Should You Paint Over Old Work? A Practical Guide

We’ve been talking a lot lately about how to connect with clients—listening, asking questions, and building confidence. Let’s change gears and get practical. Every artist ends up with a stack of paintings that didn’t quite land. Some are experiments that went sideways. Others are solid, but not quite worth keeping. So the question naturally comes up: should you paint over them?

The short answer: sometimes yes, sometimes no.


Why It’s Normal

Even history’s greats recycled their canvases. Paint, boards, and linen weren’t cheap, and inspiration didn’t always wait for a new surface. Beneath the finished layers of many masterpieces, restorers have found earlier works—false starts and forgotten ideas. There’s something reassuring about that. Repainting isn’t a failure; it’s part of the creative cycle.


Reasons You Might Paint Over

  • You’ve evolved. What once felt like your best work might now look like a warm-up.

  • You want to experiment. Sometimes an old piece is the perfect test surface for a new technique.

  • You like the texture. The underpainting can add unexpected depth or visual history.

  • You’re cleaning house. Old canvases take up space. Repurposing them can feel productive and freeing.

Painting over old work can also quiet that perfectionist voice—it’s permission to move forward instead of clinging to something that doesn’t represent where you are now.


When to Think Twice

There are times when repainting might not be worth it.

  • The old work is still relevant in your current body of work – it just hasn’t found the right home.

  • You’re reusing surfaces in ways that might not hold up long-term. Even if you’re not a materials expert, it’s wise to be cautious about selling repainted works unless you’re sure they’re stable.

  • The piece has emotional or developmental value. Sometimes it’s better to keep earlier works as milestones in your personal collection rather than raw material.

If you’re unsure about the technical side—adhesion, longevity, layering—it’s fine to use old paintings for practice, studies, or underpaintings rather than finished, salable work.


Other Ways to Reuse or Refresh

  • Cut and crop. You might find a beautiful section worth saving on its own.

  • Sand and re-gesso. Turn it into a clean slate if you prefer not to see the old work beneath.

  • Paint new studies on the back. Not every surface has to become a finished piece.

  • Trade or gift old work. Sometimes clearing them from your studio gives them new life elsewhere.


The Bottom Line

Painting over an old piece doesn’t mean erasing your past—it means building on it. Whether you reclaim the surface or move on entirely, what matters is that your work—and your materials—support where you’re headed now.

Keep what teaches you. Rework what challenges you. And let the rest go without regret.
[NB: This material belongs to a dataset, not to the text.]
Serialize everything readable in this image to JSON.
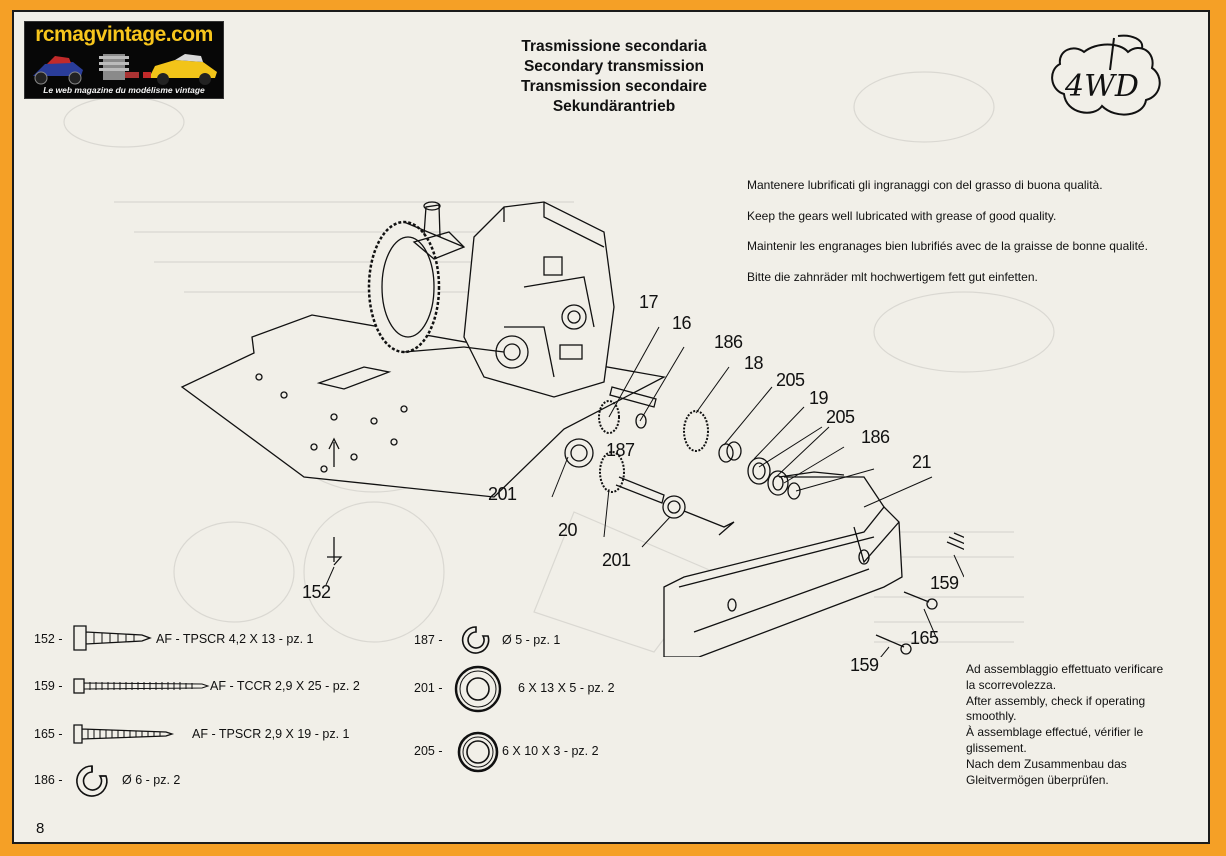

Have You Painted Over Older Works?

Have you ever painted over an old piece? How did it change your relationship with the work—or with your own process? What advice would give a fellow artist considering painting over an old piece? What alternatives might you suggest?

About the Author: Jason Horejs

Jason Horejs is the Owner of Xanadu Gallery, author of best selling books "Starving" to Successful & How to Sell Art , publisher of reddotblog.com, and founder of the Art Business Academy. Jason has helped thousands of artists prepare themselves to more effectively market their work, build relationships with galleries and collectors, and turn their artistic passion into a viable business.

5 Comments

  1. Yes, many times but not as much as I used to. Off and on over some time now I have been working with a particular subject and believe it or not I spent 2 years trying to figure out how to express it. There have been multiple canvases each with a slightly different approach but none expressed what I wanted to say. That change recently when I threw caution to the wind, and took the bull by the horns not caring about anything other than the emotion I wanted to convey.. It worked, and opened a new door!
    More to the point, meanwhile, canvases collected. I photograph each “failed” painting , paint them over with a solid color and place them in waiting for reuse later.

  2. I “edit” my work a lot. It is a nagging issue of being sure plus an unhealthy dollop of perfectionism. Just today I wrote an email to my art coach about my general lack of satisfaction and related two stories.
    A musician friend of mine told me once after a brillant concert we were in, “I don’t think it was that good. I am never able to see past everything I need to correct.” I was shocked but deep down understood with sadness for her.
    Then there is the story of Franz Kline, who would bring brushes and paint when visiting a collector who had one of his canvasses. He would set about “fixing” his errors. (?)
    Generally, my measurement is, “if it still feels good and I’m surprised in a good way after a month or two, it’s a keeper and I don’t go back. There is one canvas I did at the beginning of my career and it is on my living room wall. I never tire of it. Others, not even facing outward.